A Shawnee County District Court judge issued an injunction against enforcement of the law and the Kansas Supreme Court decided not to hear the case—essentially preventing enforcement of the law.

The high court is already hip-deep in controversial cases, including whether the Legislature and governor are spending enough on K-12 education to ensure all Kansas schoolchildren have equal opportunities to receive a good education…oh, yes, and that district court chief judge selection matter which carries a provision which would shut down the court by repealing its budget appropriation.

So, the attorney general asked the Court of Appeals to hear the case and it said yes, essentially as a way to speed movement of the issue to the Kansas Supreme Court (see above).

But the Court of Appeals hearing in December—that’s where the politics of the issue continue.

First, of course, with all members of the Court of Appeals hearing the case—idea apparently is that the 14 will reach a decision quicker than just three?—all 14 are going to have essentially to vote either yes or no on the abortion law. That puts all of the judges on record.

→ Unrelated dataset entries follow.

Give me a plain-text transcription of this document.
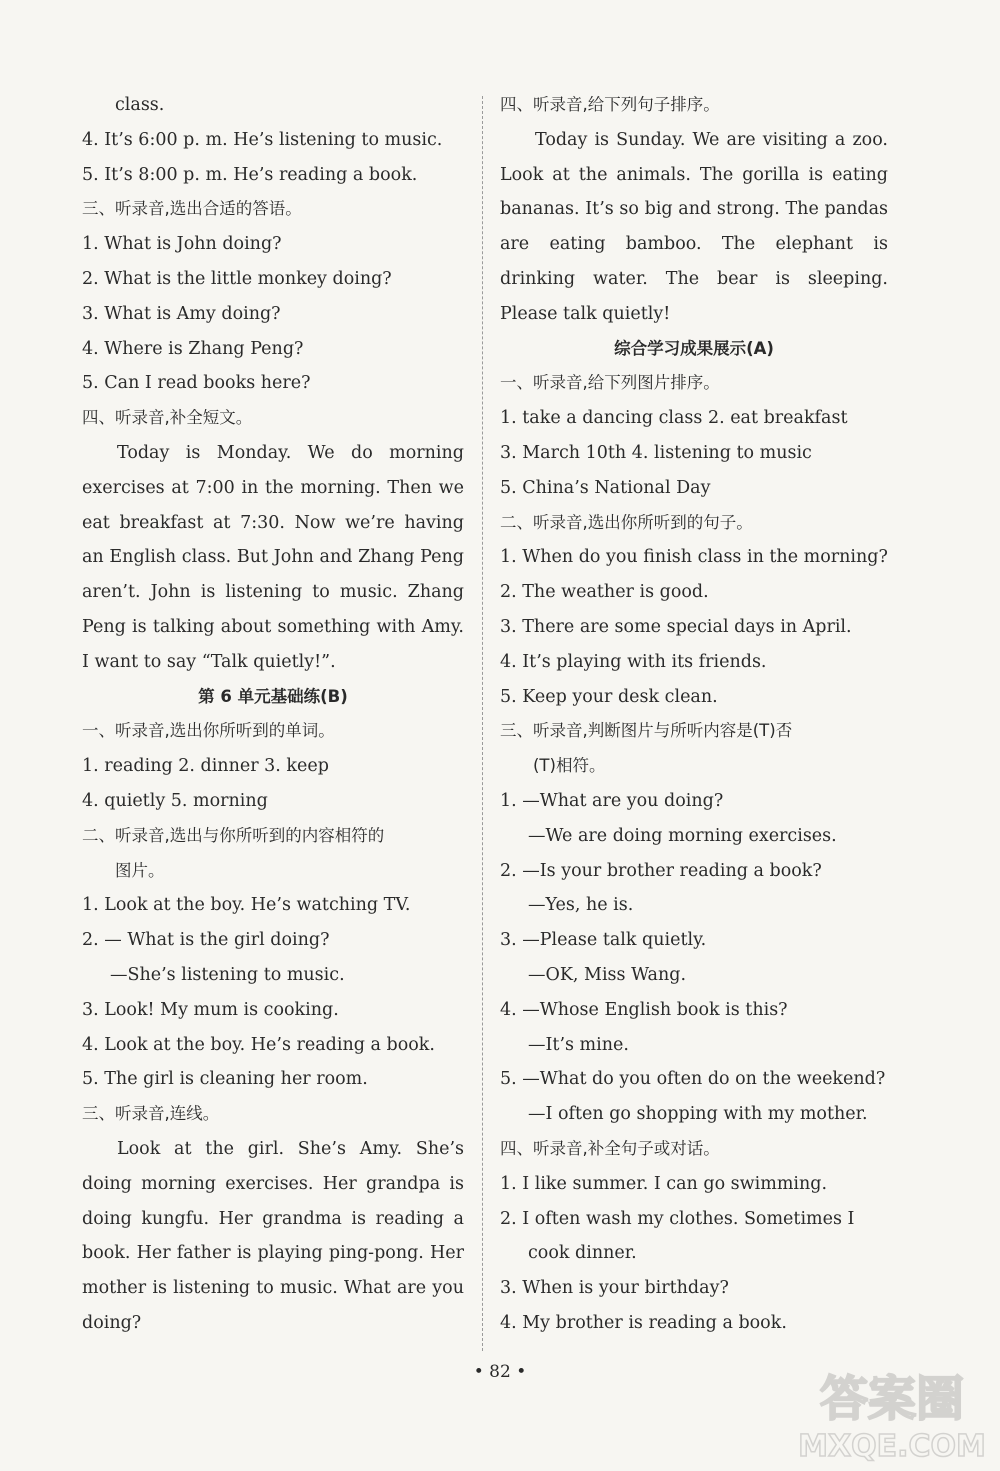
class.
4. It’s 6:00 p. m. He’s listening to music.
5. It’s 8:00 p. m. He’s reading a book.
三、听录音,选出合适的答语。
1. What is John doing?
2. What is the little monkey doing?
3. What is Amy doing?
4. Where is Zhang Peng?
5. Can I read books here?
四、听录音,补全短文。
Today is Monday. We do morning exercises at 7:00 in the morning. Then we eat breakfast at 7:30. Now we’re having an English class. But John and Zhang Peng aren’t. John is listening to music. Zhang Peng is talking about something with Amy. I want to say “Talk quietly!”.
第 6 单元基础练(B)
一、听录音,选出你所听到的单词。
1. reading 2. dinner 3. keep
4. quietly 5. morning
二、听录音,选出与你所听到的内容相符的
图片。
1. Look at the boy. He’s watching TV.
2. — What is the girl doing?
—She’s listening to music.
3. Look! My mum is cooking.
4. Look at the boy. He’s reading a book.
5. The girl is cleaning her room.
三、听录音,连线。
Look at the girl. She’s Amy. She’s doing morning exercises. Her grandpa is doing kungfu. Her grandma is reading a book. Her father is playing ping-pong. Her mother is listening to music. What are you doing?
四、听录音,给下列句子排序。
Today is Sunday. We are visiting a zoo. Look at the animals. The gorilla is eating bananas. It’s so big and strong. The pandas are eating bamboo. The elephant is drinking water. The bear is sleeping. Please talk quietly!
综合学习成果展示(A)
一、听录音,给下列图片排序。
1. take a dancing class 2. eat breakfast
3. March 10th 4. listening to music
5. China’s National Day
二、听录音,选出你所听到的句子。
1. When do you finish class in the morning?
2. The weather is good.
3. There are some special days in April.
4. It’s playing with its friends.
5. Keep your desk clean.
三、听录音,判断图片与所听内容是(T)否
(T)相符。
1. —What are you doing?
—We are doing morning exercises.
2. —Is your brother reading a book?
—Yes, he is.
3. —Please talk quietly.
—OK, Miss Wang.
4. —Whose English book is this?
—It’s mine.
5. —What do you often do on the weekend?
—I often go shopping with my mother.
四、听录音,补全句子或对话。
1. I like summer. I can go swimming.
2. I often wash my clothes. Sometimes I
cook dinner.
3. When is your birthday?
4. My brother is reading a book.
• 82 •	答案圈
MXQE.COM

Oh, let’s not forget that six of those judges stand for retention election next November. That retention election? Remember the list of judges whose names you don’t recognize at the bottom of the ballot?  The “yes” or “no” box you check to keep them in office or boot them out? Figure anyone who opposes all forms of abortion will vote not to confirm judges who voted against the constitutionality of the abortion bill.

And, figure that voters will be reminded of the constitutionality decision by mailers, phone calls and e-mails—from anti-abortion activists, of course, but probably also from abortion-rights forces—in the days before the usually forgettable confirmation votes at next November’s elections.

So, at least six of those judges will be putting their careers in jeopardy for doing their job—carefully and impartially determining whether the anti-abortion law is constitutional, not whether they want to keep making their car payments.

Oh, yes, remember that Gov. Brownback gets to appoint, without any screening by the Supreme Court Nominating Commission but subject to Senate confirmation, members of the Court of Appeals. So Brownback—who signed the anti-abortion bill in the first place—gets to appoint the booted judges’ replacements.

Head spinning a bit? Whether the bill is lawful or not, well, that’s up to the court. But once the black-robed folks get their job done, the politics will start.